Not all of these cases of self immolation, with the exception of Egypt, provoked the same kind of popular reaction that Bouazizi’s case did in Tunisia. However, the mass popular uprising throughout the Middle East that has come about, subsequent to Bouazizi’s self immolation, has forced countries such as Algeria, Yemen and Jordan to make major concessions in response to significant protests. As such, these men and Bouazizi are being hailed by some as “heroic martyrs of a new Arab revolution.” The wave of copycat incidents reached Europe on February 11, 2011, in a case very similar to Bouazizi’s. Noureddine Adnane, a 27-year-old Moroccan street vendor, set himself on fire in Palermo, Sicily, in protest of the confiscation of his wares and the harassment that was allegedly inflicted on him by municipal officials. He died five days later.

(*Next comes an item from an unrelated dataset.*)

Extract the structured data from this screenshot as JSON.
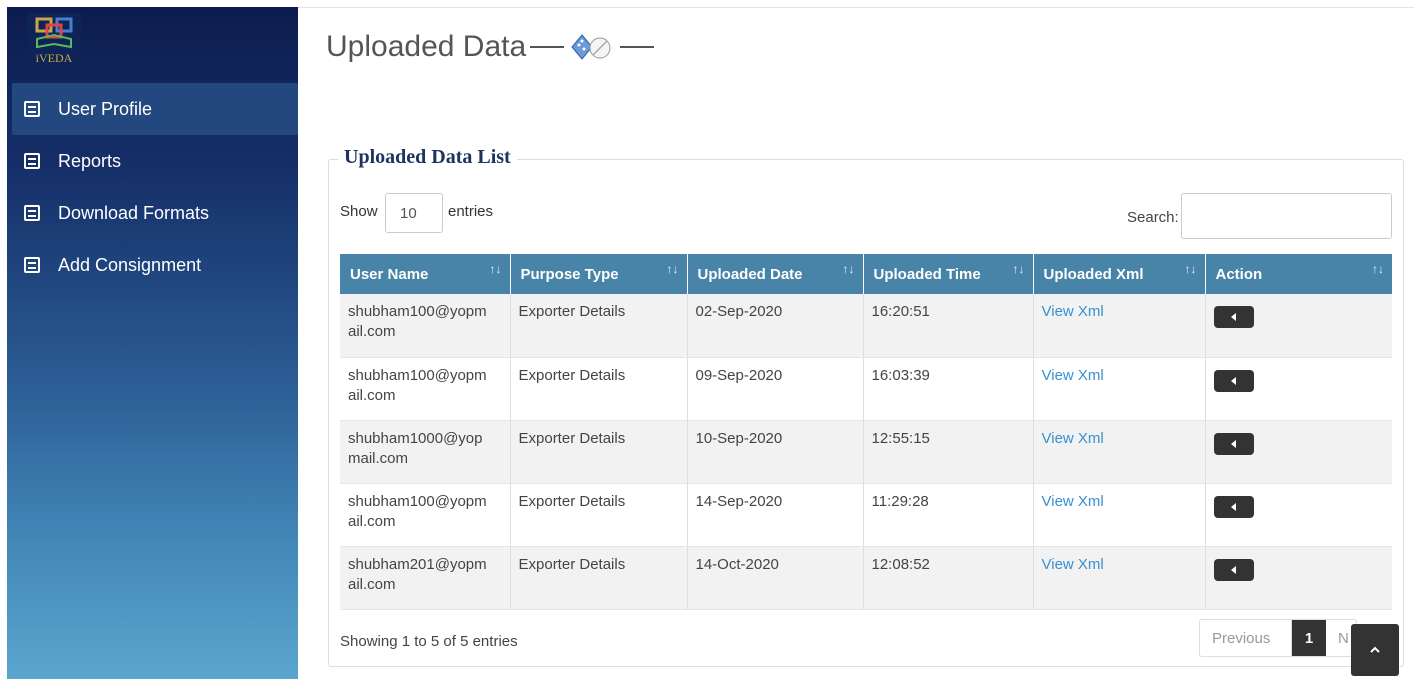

Alfredo Ormando was a gay Italian writer who set himself on fire in Saint Peter’s Square, in Rome, to protest the attitudes and policies of the Roman Catholic Church regarding homosexual Christians. On January 13, 1998, Alfredo Ormando, a 39-year old Italian writer, arrived in Rome just as the sun was rising. After his long journey from Sicily, he found his way to the empty piazza of the Vatican and, facing the entrance to the Basilica, knelt down as if to pray. He made a rapid hand gesture and suddenly was engulfed in flames. Before the Church and, he hoped, the world, Alfredo Ormando had set himself on fire. He left the following statement before his death:
“I hope they’ll understand the message I want to leave: it is a form of protest against the Church that demonizes homosexuality and at the same time all of nature, because homosexuality is a child of Mother Nature.”
Two policemen put out the flames and he was brought to Sant’Eugenio hospital in critical condition. He died there 11 days later.